Salesforce just delivered another strong quarter that topped Wall Street estimates and raised its revenue guidance.
That’s probably going to help Salesforce keep its market leading position in the CRM software space, where it’s been expanding market share at the expense of legacy brands like Oracle and SAP.
But during the earnings call on Wednesday, Salesforce CEO Marc Benioff noted there’s one big difference between Salesforce and its competitors that’s really helping it sell bigger deals: selling directly to CEOs.
“When I look at the largest transactions…every transaction was done with the CEO,” Benioff said. “I think it’s really unusual, and that’s why we’re really selling more enterprise software than Oracle or SAP.”

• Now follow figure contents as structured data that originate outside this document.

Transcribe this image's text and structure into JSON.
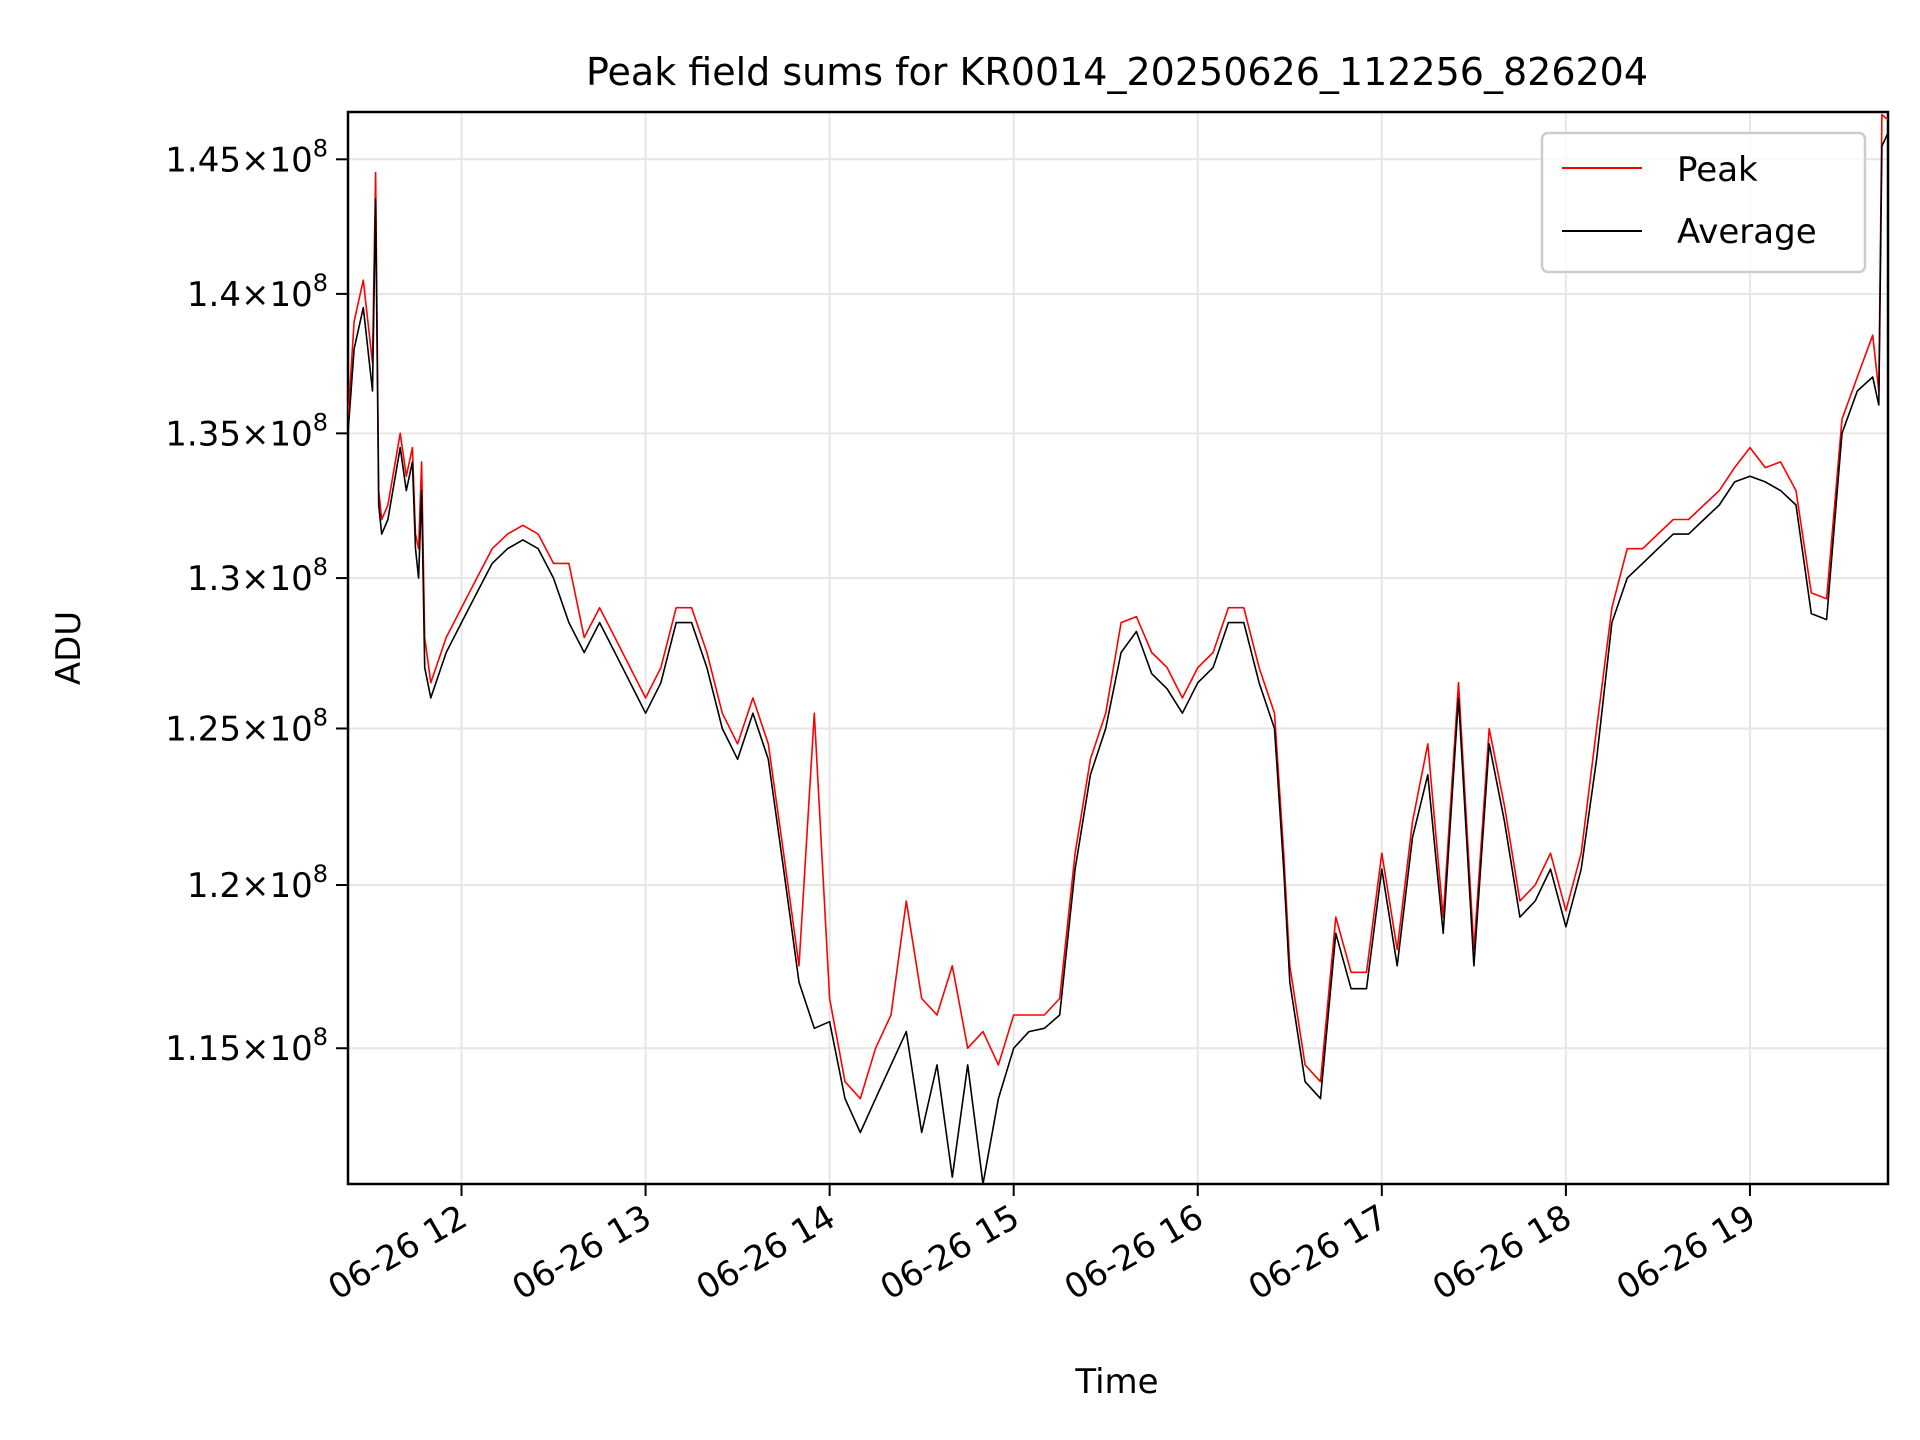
{
  "chart_data": {
    "type": "line",
    "title": "Peak field sums for KR0014_20250626_112256_826204",
    "xlabel": "Time",
    "ylabel": "ADU",
    "yscale": "log",
    "grid": true,
    "legend_position": "top-right",
    "xlim": [
      "06-26 11:23",
      "06-26 19:45"
    ],
    "ylim": [
      111000000,
      146800000
    ],
    "x_tick_labels": [
      "06-26 12",
      "06-26 13",
      "06-26 14",
      "06-26 15",
      "06-26 16",
      "06-26 17",
      "06-26 18",
      "06-26 19"
    ],
    "y_ticks": [
      {
        "value": 115000000,
        "mantissa": "1.15",
        "exponent": "8"
      },
      {
        "value": 120000000,
        "mantissa": "1.2",
        "exponent": "8"
      },
      {
        "value": 125000000,
        "mantissa": "1.25",
        "exponent": "8"
      },
      {
        "value": 130000000,
        "mantissa": "1.3",
        "exponent": "8"
      },
      {
        "value": 135000000,
        "mantissa": "1.35",
        "exponent": "8"
      },
      {
        "value": 140000000,
        "mantissa": "1.4",
        "exponent": "8"
      },
      {
        "value": 145000000,
        "mantissa": "1.45",
        "exponent": "8"
      }
    ],
    "series": [
      {
        "name": "Peak",
        "color": "#ff0000"
      },
      {
        "name": "Average",
        "color": "#000000"
      }
    ],
    "x": [
      "06-26 11:23",
      "06-26 11:25",
      "06-26 11:28",
      "06-26 11:31",
      "06-26 11:32",
      "06-26 11:33",
      "06-26 11:34",
      "06-26 11:36",
      "06-26 11:40",
      "06-26 11:42",
      "06-26 11:44",
      "06-26 11:45",
      "06-26 11:46",
      "06-26 11:47",
      "06-26 11:48",
      "06-26 11:50",
      "06-26 11:55",
      "06-26 12:00",
      "06-26 12:05",
      "06-26 12:10",
      "06-26 12:15",
      "06-26 12:20",
      "06-26 12:25",
      "06-26 12:30",
      "06-26 12:35",
      "06-26 12:40",
      "06-26 12:45",
      "06-26 12:50",
      "06-26 12:55",
      "06-26 13:00",
      "06-26 13:05",
      "06-26 13:10",
      "06-26 13:15",
      "06-26 13:20",
      "06-26 13:25",
      "06-26 13:30",
      "06-26 13:35",
      "06-26 13:40",
      "06-26 13:45",
      "06-26 13:50",
      "06-26 13:55",
      "06-26 14:00",
      "06-26 14:05",
      "06-26 14:10",
      "06-26 14:15",
      "06-26 14:20",
      "06-26 14:25",
      "06-26 14:30",
      "06-26 14:35",
      "06-26 14:40",
      "06-26 14:45",
      "06-26 14:50",
      "06-26 14:55",
      "06-26 15:00",
      "06-26 15:05",
      "06-26 15:10",
      "06-26 15:15",
      "06-26 15:20",
      "06-26 15:25",
      "06-26 15:30",
      "06-26 15:35",
      "06-26 15:40",
      "06-26 15:45",
      "06-26 15:50",
      "06-26 15:55",
      "06-26 16:00",
      "06-26 16:05",
      "06-26 16:10",
      "06-26 16:15",
      "06-26 16:20",
      "06-26 16:25",
      "06-26 16:28",
      "06-26 16:30",
      "06-26 16:35",
      "06-26 16:40",
      "06-26 16:45",
      "06-26 16:50",
      "06-26 16:55",
      "06-26 17:00",
      "06-26 17:05",
      "06-26 17:10",
      "06-26 17:15",
      "06-26 17:20",
      "06-26 17:25",
      "06-26 17:30",
      "06-26 17:35",
      "06-26 17:40",
      "06-26 17:45",
      "06-26 17:50",
      "06-26 17:55",
      "06-26 18:00",
      "06-26 18:05",
      "06-26 18:10",
      "06-26 18:15",
      "06-26 18:20",
      "06-26 18:25",
      "06-26 18:30",
      "06-26 18:35",
      "06-26 18:40",
      "06-26 18:45",
      "06-26 18:50",
      "06-26 18:55",
      "06-26 19:00",
      "06-26 19:05",
      "06-26 19:10",
      "06-26 19:15",
      "06-26 19:20",
      "06-26 19:25",
      "06-26 19:30",
      "06-26 19:35",
      "06-26 19:40",
      "06-26 19:42",
      "06-26 19:43",
      "06-26 19:45"
    ],
    "average": [
      135000000,
      138000000,
      139500000,
      136500000,
      143500000,
      132500000,
      131500000,
      132000000,
      134500000,
      133000000,
      134000000,
      131000000,
      130000000,
      133000000,
      127000000,
      126000000,
      127500000,
      128500000,
      129500000,
      130500000,
      131000000,
      131300000,
      131000000,
      130000000,
      128500000,
      127500000,
      128500000,
      127500000,
      126500000,
      125500000,
      126500000,
      128500000,
      128500000,
      127000000,
      125000000,
      124000000,
      125500000,
      124000000,
      120500000,
      117000000,
      115600000,
      115800000,
      113500000,
      112500000,
      113500000,
      114500000,
      115500000,
      112500000,
      114500000,
      111200000,
      114500000,
      111000000,
      113500000,
      115000000,
      115500000,
      115600000,
      116000000,
      120500000,
      123500000,
      125000000,
      127500000,
      128200000,
      126800000,
      126300000,
      125500000,
      126500000,
      127000000,
      128500000,
      128500000,
      126500000,
      125000000,
      120500000,
      117000000,
      114000000,
      113500000,
      118500000,
      116800000,
      116800000,
      120500000,
      117500000,
      121500000,
      123500000,
      118500000,
      126000000,
      117500000,
      124500000,
      122000000,
      119000000,
      119500000,
      120500000,
      118700000,
      120500000,
      124000000,
      128500000,
      130000000,
      130500000,
      131000000,
      131500000,
      131500000,
      132000000,
      132500000,
      133300000,
      133500000,
      133300000,
      133000000,
      132500000,
      128800000,
      128600000,
      135000000,
      136500000,
      137000000,
      136000000,
      145500000,
      146000000
    ],
    "peak": [
      135500000,
      139000000,
      140500000,
      137500000,
      144500000,
      133000000,
      132000000,
      132500000,
      135000000,
      133500000,
      134500000,
      131500000,
      131000000,
      134000000,
      128000000,
      126500000,
      128000000,
      129000000,
      130000000,
      131000000,
      131500000,
      131800000,
      131500000,
      130500000,
      130500000,
      128000000,
      129000000,
      128000000,
      127000000,
      126000000,
      127000000,
      129000000,
      129000000,
      127500000,
      125500000,
      124500000,
      126000000,
      124500000,
      121000000,
      117500000,
      125500000,
      116500000,
      114000000,
      113500000,
      115000000,
      116000000,
      119500000,
      116500000,
      116000000,
      117500000,
      115000000,
      115500000,
      114500000,
      116000000,
      116000000,
      116000000,
      116500000,
      121000000,
      124000000,
      125500000,
      128500000,
      128700000,
      127500000,
      127000000,
      126000000,
      127000000,
      127500000,
      129000000,
      129000000,
      127000000,
      125500000,
      121000000,
      117500000,
      114500000,
      114000000,
      119000000,
      117300000,
      117300000,
      121000000,
      118000000,
      122000000,
      124500000,
      119000000,
      126500000,
      118000000,
      125000000,
      122500000,
      119500000,
      120000000,
      121000000,
      119200000,
      121000000,
      125000000,
      129000000,
      131000000,
      131000000,
      131500000,
      132000000,
      132000000,
      132500000,
      133000000,
      133800000,
      134500000,
      133800000,
      134000000,
      133000000,
      129500000,
      129300000,
      135500000,
      137000000,
      138500000,
      136500000,
      146700000,
      146500000
    ]
  },
  "legend": {
    "peak_label": "Peak",
    "average_label": "Average"
  }
}
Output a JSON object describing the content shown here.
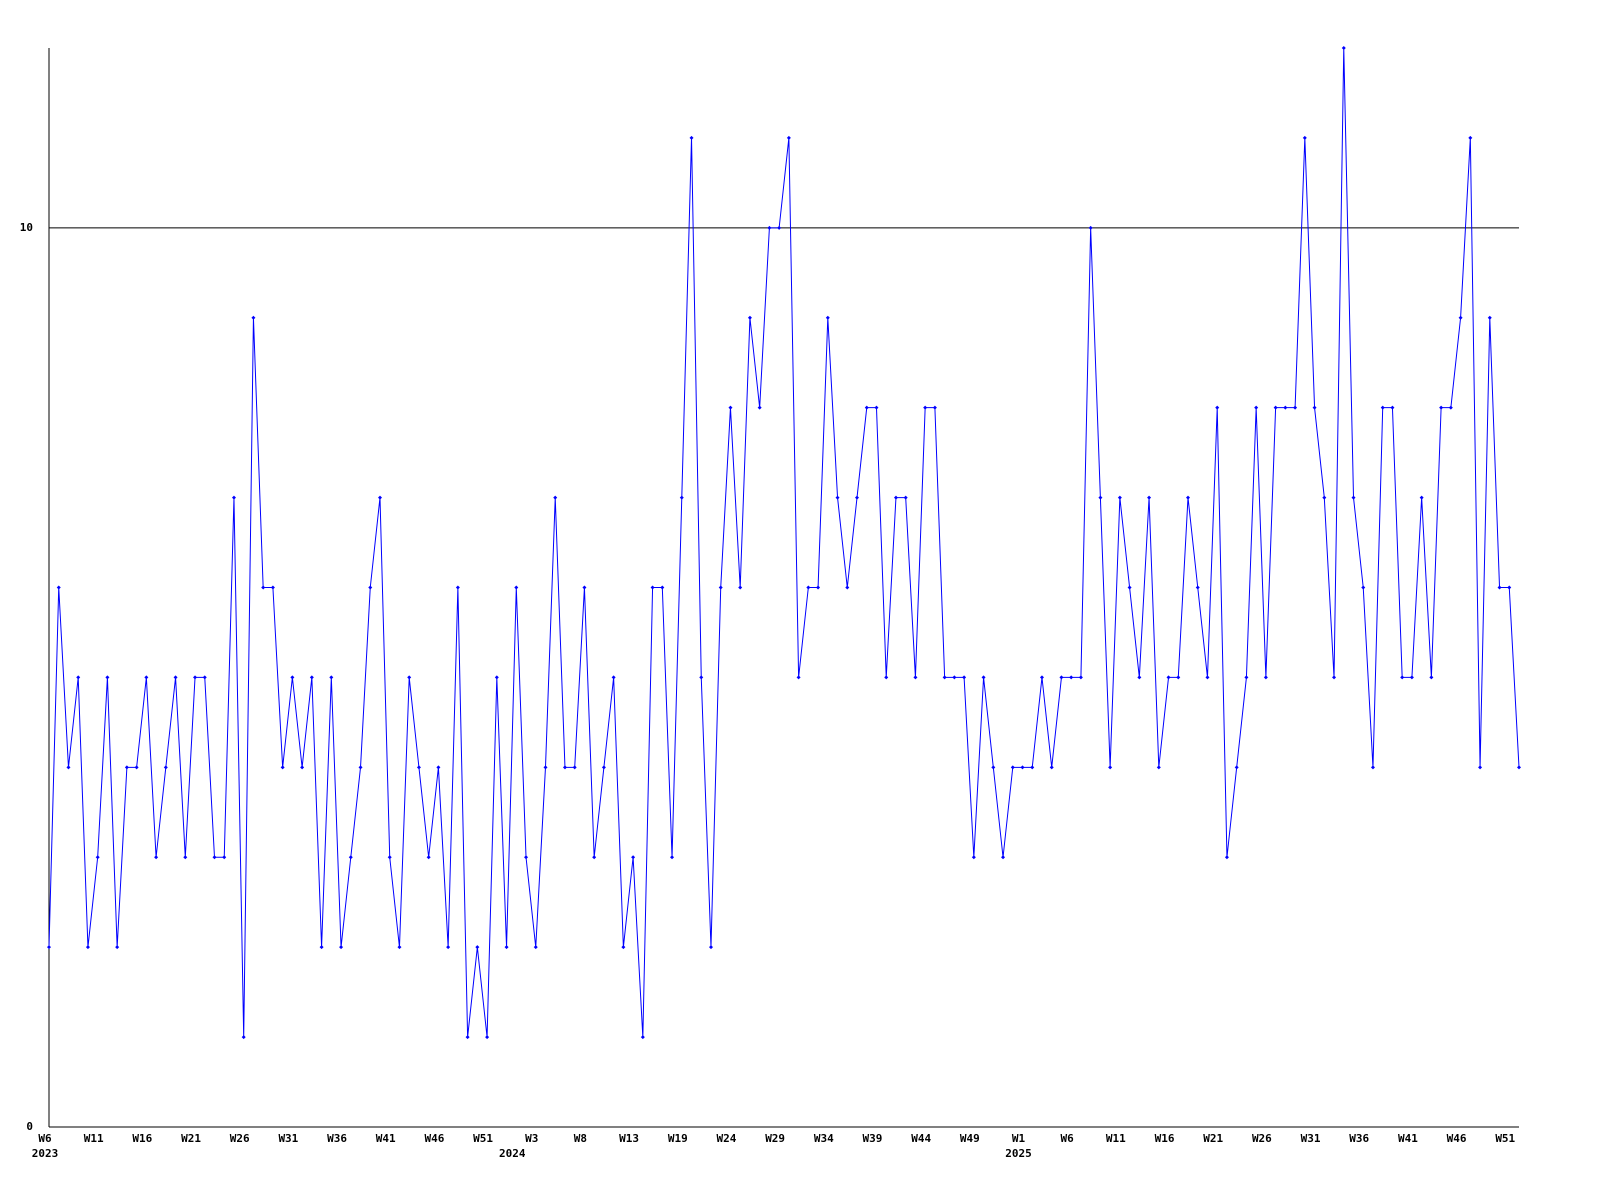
{
  "chart_data": {
    "type": "line",
    "categories": [
      "W6",
      null,
      null,
      null,
      null,
      "W11",
      null,
      null,
      null,
      null,
      "W16",
      null,
      null,
      null,
      null,
      "W21",
      null,
      null,
      null,
      null,
      "W26",
      null,
      null,
      null,
      null,
      "W31",
      null,
      null,
      null,
      null,
      "W36",
      null,
      null,
      null,
      null,
      "W41",
      null,
      null,
      null,
      null,
      "W46",
      null,
      null,
      null,
      null,
      "W51",
      null,
      null,
      null,
      null,
      "W3",
      null,
      null,
      null,
      null,
      "W8",
      null,
      null,
      null,
      null,
      "W13",
      null,
      null,
      null,
      null,
      "W19",
      null,
      null,
      null,
      null,
      "W24",
      null,
      null,
      null,
      null,
      "W29",
      null,
      null,
      null,
      null,
      "W34",
      null,
      null,
      null,
      null,
      "W39",
      null,
      null,
      null,
      null,
      "W44",
      null,
      null,
      null,
      null,
      "W49",
      null,
      null,
      null,
      null,
      "W1",
      null,
      null,
      null,
      null,
      "W6",
      null,
      null,
      null,
      null,
      "W11",
      null,
      null,
      null,
      null,
      "W16",
      null,
      null,
      null,
      null,
      "W21",
      null,
      null,
      null,
      null,
      "W26",
      null,
      null,
      null,
      null,
      "W31",
      null,
      null,
      null,
      null,
      "W36",
      null,
      null,
      null,
      null,
      "W41",
      null,
      null,
      null,
      null,
      "W46",
      null,
      null,
      null,
      null,
      "W51",
      null
    ],
    "years": [
      "2023",
      null,
      null,
      null,
      null,
      null,
      null,
      null,
      null,
      null,
      null,
      null,
      null,
      null,
      null,
      null,
      null,
      null,
      null,
      null,
      null,
      null,
      null,
      null,
      null,
      null,
      null,
      null,
      null,
      null,
      null,
      null,
      null,
      null,
      null,
      null,
      null,
      null,
      null,
      null,
      null,
      null,
      null,
      null,
      null,
      null,
      null,
      null,
      "2024",
      null,
      null,
      null,
      null,
      null,
      null,
      null,
      null,
      null,
      null,
      null,
      null,
      null,
      null,
      null,
      null,
      null,
      null,
      null,
      null,
      null,
      null,
      null,
      null,
      null,
      null,
      null,
      null,
      null,
      null,
      null,
      null,
      null,
      null,
      null,
      null,
      null,
      null,
      null,
      null,
      null,
      null,
      null,
      null,
      null,
      null,
      null,
      null,
      null,
      null,
      null,
      "2025",
      null,
      null,
      null,
      null,
      null,
      null,
      null,
      null,
      null,
      null,
      null,
      null,
      null,
      null,
      null,
      null,
      null,
      null,
      null,
      null,
      null,
      null,
      null,
      null,
      null,
      null,
      null,
      null,
      null,
      null,
      null,
      null,
      null,
      null,
      null,
      null,
      null,
      null,
      null,
      null,
      null,
      null,
      null,
      null,
      null,
      null,
      null,
      null,
      null,
      null,
      null
    ],
    "series": [
      {
        "color": "#0000ff",
        "values": [
          2,
          6,
          4,
          5,
          2,
          3,
          5,
          2,
          4,
          4,
          5,
          3,
          4,
          5,
          3,
          5,
          5,
          3,
          3,
          7,
          1,
          9,
          6,
          6,
          4,
          5,
          4,
          5,
          2,
          5,
          2,
          3,
          4,
          6,
          7,
          3,
          2,
          5,
          4,
          3,
          4,
          2,
          6,
          1,
          2,
          1,
          5,
          2,
          6,
          3,
          2,
          4,
          7,
          4,
          4,
          6,
          3,
          4,
          5,
          2,
          3,
          1,
          6,
          6,
          3,
          7,
          11,
          5,
          2,
          6,
          8,
          6,
          9,
          8,
          10,
          10,
          11,
          5,
          6,
          6,
          9,
          7,
          6,
          7,
          8,
          8,
          5,
          7,
          7,
          5,
          8,
          8,
          5,
          5,
          5,
          3,
          5,
          4,
          3,
          4,
          4,
          4,
          5,
          4,
          5,
          5,
          5,
          10,
          7,
          4,
          7,
          6,
          5,
          7,
          4,
          5,
          5,
          7,
          6,
          5,
          8,
          3,
          4,
          5,
          8,
          5,
          8,
          8,
          8,
          11,
          8,
          7,
          5,
          12,
          7,
          6,
          4,
          8,
          8,
          5,
          5,
          7,
          5,
          8,
          8,
          9,
          11,
          4,
          9,
          6,
          6,
          4
        ]
      }
    ],
    "ylim": [
      0,
      12
    ],
    "yticks": [
      0,
      10
    ],
    "grid": true
  }
}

Enterprise sales are typically done through CIOs, who make the final decision on what technology to buy for the entire company. In some cases, software makers offer free versions in hopes of making it go viral within companies, so it could bypass the senior-level decision makers entirely.
Benioff, who worked at Oracle before founding Salesforce, says that he never made a sales call to a CEO during his 13 years at Oracle. But today’s CEOs are starting to take on active roles as the de facto chief digital officer within the company, he says.
“These are CEO level conversations, we’re in the board room, presenting to the board,” Salesforce COO Keith Block added. “In the last 3 weeks, I’ve had more conversations with CEOs around transformation than in my entire career over 30 years.”
By going directly to the CEO, Salesforce is able to increase the chances of selling its software, and in some cases, tap into the money that’s not part of the customers’ IT budget.
“When the priority of the company is all about growth, they will find the money to make that happen, they will find the money to make those investments, and that’s what we’re seeing in the marketplace,” Block said.
And the results are clear. Salesforce signed two 9-figure deals this quarter, which Block described as the largest deals he’s ever seen in his career, in addition to 600-plus 7-figure deals across multiple industries. That translated to $1.81 billion in quarterly sales, and more than $11 billion in deferred revenue — contracts that will eventually get recorded in the books in the future.
“This is the absolute best quarter we’ve ever had,” Benioff said.